Como mostrou o Broadcast (sistema de notícias em tempo real do Grupo Estado), o ministério entrou em campo no Congresso para tentar evitar que projetos para abrir as cancelas durante a pandemia avancem. "Tivemos que enfrentar essa primeira ameaça", disse Freitas, que avalia que os parlamentares têm compreendido que a iniciativa não é adequada.

"É uma vontade natural de ajudar, mas nem todas as respostas são adequadas", comentou Freitas ao ser questionado sobre os projetos de deputados e senadores que estabelecem algum tipo de vantagem para consumidores de serviços de infraestrutura. Levantamento realizado pela Associação Brasileira da Infraestrutura e Indústrias de Base (Abdib) apontou que foram apresentados 93 projetos nesse sentido.

Concessões

O ministro Freitas também afirmou nesta segunda-feira (20) que o programa de concessões continua em andamento na pasta, inclusive com novas assinaturas para a estruturação de projetos. Segundo Freitas, o ministério assinou com o BNDES o contrato para realização dos estudos de desestatização do Porto de Santos e da concessão de quase 8 mil quilômetros de rodovias. "Tudo caminhando de maneira que tenhamos carteira de projetos pronta", disse o ministro, lembrando que o investimento contratado até 2022 é de R$ 230 bilhões.

Freitas também afirmou que o feedback sobre o interesse nos projetos tem sido positivo em reuniões com representantes de fundos de investimento. "Eles têm condições de colocar dinheiro nos melhores projetos. Vão atrás das melhores taxas de retorno", disse o ministro, segundo quem é possível ocorrer a calibragem dessas taxas, de forma a se adaptar ao cenário atual de risco.

Regulação

Sobre o acompanhamento de ações de agências reguladoras, Freitas afirmou ser preciso fazer um amplo debate para que a regulação não se torne "intervenção" ou "interferência" no setor.
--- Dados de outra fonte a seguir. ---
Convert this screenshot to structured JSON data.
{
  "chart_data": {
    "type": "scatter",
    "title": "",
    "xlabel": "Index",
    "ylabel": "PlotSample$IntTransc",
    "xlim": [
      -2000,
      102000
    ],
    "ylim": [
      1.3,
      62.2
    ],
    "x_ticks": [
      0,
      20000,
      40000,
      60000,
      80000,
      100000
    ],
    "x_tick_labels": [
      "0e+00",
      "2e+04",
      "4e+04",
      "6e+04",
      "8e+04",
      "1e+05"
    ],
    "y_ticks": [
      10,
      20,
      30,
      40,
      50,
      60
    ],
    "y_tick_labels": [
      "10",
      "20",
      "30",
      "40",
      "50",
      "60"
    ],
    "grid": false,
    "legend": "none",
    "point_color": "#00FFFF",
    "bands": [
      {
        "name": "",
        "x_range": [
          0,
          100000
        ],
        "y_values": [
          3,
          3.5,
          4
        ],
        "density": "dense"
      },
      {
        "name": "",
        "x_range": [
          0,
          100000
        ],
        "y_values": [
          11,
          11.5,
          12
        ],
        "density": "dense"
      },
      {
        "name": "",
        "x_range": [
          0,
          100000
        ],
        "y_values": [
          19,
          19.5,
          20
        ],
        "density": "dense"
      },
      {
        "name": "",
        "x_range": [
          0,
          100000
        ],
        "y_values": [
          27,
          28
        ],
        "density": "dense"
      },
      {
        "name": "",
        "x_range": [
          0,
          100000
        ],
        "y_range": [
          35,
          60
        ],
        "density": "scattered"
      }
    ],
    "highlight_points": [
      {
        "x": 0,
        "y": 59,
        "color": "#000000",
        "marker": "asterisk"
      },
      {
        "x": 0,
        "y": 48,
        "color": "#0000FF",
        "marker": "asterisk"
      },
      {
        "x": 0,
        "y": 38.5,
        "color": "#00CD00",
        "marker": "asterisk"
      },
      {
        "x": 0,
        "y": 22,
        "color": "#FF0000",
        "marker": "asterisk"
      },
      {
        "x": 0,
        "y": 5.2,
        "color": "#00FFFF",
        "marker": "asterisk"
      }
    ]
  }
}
O ministro foi questionado especificamente sobre a revisão da Portaria nº 251/2000, da Agência Nacional do Petróleo, Gás Natural e Biocombustíveis (ANP), que estabelece critérios para o uso, por terceiros interessados, dos terminais aquaviários para movimentação de petróleo e derivados, assim como do gás natural e de biocombustíveis.
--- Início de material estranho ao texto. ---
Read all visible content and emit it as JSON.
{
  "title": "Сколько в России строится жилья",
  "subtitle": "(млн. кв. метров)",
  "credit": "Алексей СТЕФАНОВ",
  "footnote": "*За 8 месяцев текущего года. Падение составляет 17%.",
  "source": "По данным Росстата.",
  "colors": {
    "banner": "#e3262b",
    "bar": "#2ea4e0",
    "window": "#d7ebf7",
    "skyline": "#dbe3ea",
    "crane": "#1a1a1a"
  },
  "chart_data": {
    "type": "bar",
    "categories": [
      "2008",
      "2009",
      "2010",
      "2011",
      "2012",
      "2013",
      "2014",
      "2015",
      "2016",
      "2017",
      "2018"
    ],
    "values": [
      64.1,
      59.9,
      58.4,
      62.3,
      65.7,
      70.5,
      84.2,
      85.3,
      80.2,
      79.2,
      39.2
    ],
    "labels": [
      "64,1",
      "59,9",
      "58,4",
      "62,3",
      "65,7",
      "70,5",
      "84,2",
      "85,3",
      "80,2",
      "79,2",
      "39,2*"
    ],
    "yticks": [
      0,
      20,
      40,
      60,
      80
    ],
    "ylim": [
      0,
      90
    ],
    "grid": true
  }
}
Ao ouvir reclamação sobre a proposta em andamento, Freitas afirmou que a pasta está em contato com o Ministério de Minas e Energia. "A resolução já chamou a atenção do MME. Então vamos fazer amplo debate para que segurança jurídica não seja prejudicada", disse o ministro.

Malha Paulista

Freitas ainda comentou que a assinatura do contrato de prorrogação da concessão da Malha Paulista está sendo encaminhada, após observações da área técnica do Tribunal de Contas da União (TCU). Freitas afirmou que o ministério já fez suas considerações para a Corte, apresentando inclusive discordâncias com pontuações feitas pela área técnica. "Ministro não deu cautelar, e acho que não dará. Teremos condição de acertar isso", disse o ministro.